Sobre a decisão, Bruna diz que a tomou convicta e sem arrependimentos. “Já que ele não queria ser pai, então, não ia mais ser, nem na vida nem na certidão. Crio, educo, sustento sozinha e não me arrependo de nada”, exprime.

Outra história parecida é a da auxiliar de limpeza Joelma Batista, de 45 anos, tem uma história similar. A amazonense de Nhamundá, mas que reside em Manaus há 30 anos, criou os seus dois filhos sem a presença paterna.

O primeiro filho, de 22 anos, foi criado até os 7 anos pela avó materna. Depois de 8 anos, Joelma teve um relacionamento rápido e acabou engravidando. “Ao saber da gravidez, o pai do meu filho se afastou. Quando voltou em casa, eu estava com 4 meses de gravidez. Perguntou se eu queria assumir o bebê, pois ele iria ajudar, mas depois desse dia foi embora e nunca mais voltou”, conta Joelma.

Criando o filho sozinha e pensando que o pai poderia voltar, Joelma não tinha registrado o filho até os 7 meses de idade. “Quando o meu bebê estava com 7 meses, resolvi registrá-lo. Esperei o pai voltar, mas não veio. Fiquei muito triste, porque eu não esperava engravidar. Ele não quis se prevenir e tudo isso aconteceu, mas amo o meu filho e sou grata pela sua vida”, revela.

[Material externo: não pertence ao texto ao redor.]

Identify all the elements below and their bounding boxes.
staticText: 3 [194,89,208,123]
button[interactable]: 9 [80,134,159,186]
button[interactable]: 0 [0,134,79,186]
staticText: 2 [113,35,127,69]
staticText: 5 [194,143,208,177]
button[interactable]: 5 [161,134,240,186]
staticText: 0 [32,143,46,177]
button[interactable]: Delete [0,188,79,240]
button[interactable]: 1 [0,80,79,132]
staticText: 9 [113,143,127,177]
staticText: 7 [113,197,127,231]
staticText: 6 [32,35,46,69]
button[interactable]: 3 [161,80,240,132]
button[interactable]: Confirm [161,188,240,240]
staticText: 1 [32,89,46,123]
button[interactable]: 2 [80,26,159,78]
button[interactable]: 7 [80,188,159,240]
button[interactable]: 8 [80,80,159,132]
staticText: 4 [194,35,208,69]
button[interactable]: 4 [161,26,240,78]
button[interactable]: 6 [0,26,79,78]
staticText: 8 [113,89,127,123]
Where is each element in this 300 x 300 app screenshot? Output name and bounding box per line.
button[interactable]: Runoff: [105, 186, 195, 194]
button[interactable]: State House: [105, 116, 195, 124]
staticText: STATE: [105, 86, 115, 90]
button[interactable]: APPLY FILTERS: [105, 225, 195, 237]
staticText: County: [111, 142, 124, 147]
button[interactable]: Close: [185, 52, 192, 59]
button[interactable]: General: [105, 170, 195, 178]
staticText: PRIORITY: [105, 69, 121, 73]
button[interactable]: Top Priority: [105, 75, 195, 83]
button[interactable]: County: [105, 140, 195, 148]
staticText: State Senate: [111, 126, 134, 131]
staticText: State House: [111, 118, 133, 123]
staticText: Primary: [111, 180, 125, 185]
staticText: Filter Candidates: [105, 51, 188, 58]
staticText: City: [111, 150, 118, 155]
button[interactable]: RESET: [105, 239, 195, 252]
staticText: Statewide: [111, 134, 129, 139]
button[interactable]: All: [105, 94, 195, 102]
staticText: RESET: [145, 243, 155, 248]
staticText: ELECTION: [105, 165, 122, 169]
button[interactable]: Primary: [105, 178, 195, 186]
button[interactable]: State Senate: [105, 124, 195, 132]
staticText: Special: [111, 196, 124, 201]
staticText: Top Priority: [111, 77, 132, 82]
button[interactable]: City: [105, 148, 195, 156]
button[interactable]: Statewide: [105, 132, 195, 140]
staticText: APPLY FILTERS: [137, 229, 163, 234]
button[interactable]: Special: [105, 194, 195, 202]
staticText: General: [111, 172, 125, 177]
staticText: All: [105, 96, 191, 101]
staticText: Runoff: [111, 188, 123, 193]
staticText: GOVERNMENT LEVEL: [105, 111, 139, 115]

Hoje o filho tem 14 anos, não conhece o pai e nem tem nenhuma informação sobre o paradeiro dele.

O projeto Pai Legal criado pela Corregedoria Nacional de Justiça (CNJ), em 2003, com a proposta de reverter essa situação, tem hoje o nome de Pai Presente . A iniciativa visa incentivar o reconhecimento de pessoas sem registro. Segundo a Constituição Federal de 1988, o direito à paternidade é garantido pelo artigo 226, parágrafo 7º.

Para receber o benefício do projeto, o juiz de Direito, Gildo Alves, que também é coordenador do Centro Judiciário de Solução de Conflitos (Cejusc) – Família, do Tribunal de Justiça do Amazonas, explica como funciona.

“Se o requerente for maior de idade e o pai vivo, basta que os dois compareçam ao cartório em que ele se encontra registrado, e será resolvido facilmente. Caso o filho (a) seja menor de idade, é necessária a intervenção judicial. O atendimento no ambiente da justiça é gratuito, mas a averbação e a nova certidão dependem da condição econômica dos interessados”, explica.

No Brasil, cerca de 5,5 milhões de crianças não possuem o nome do pai registrado na certidão de nascimento. Esses dados foram captados por meio do Censo Escolar, realizado em 2013, pelo Conselho Nacional de Justiça (CNJ).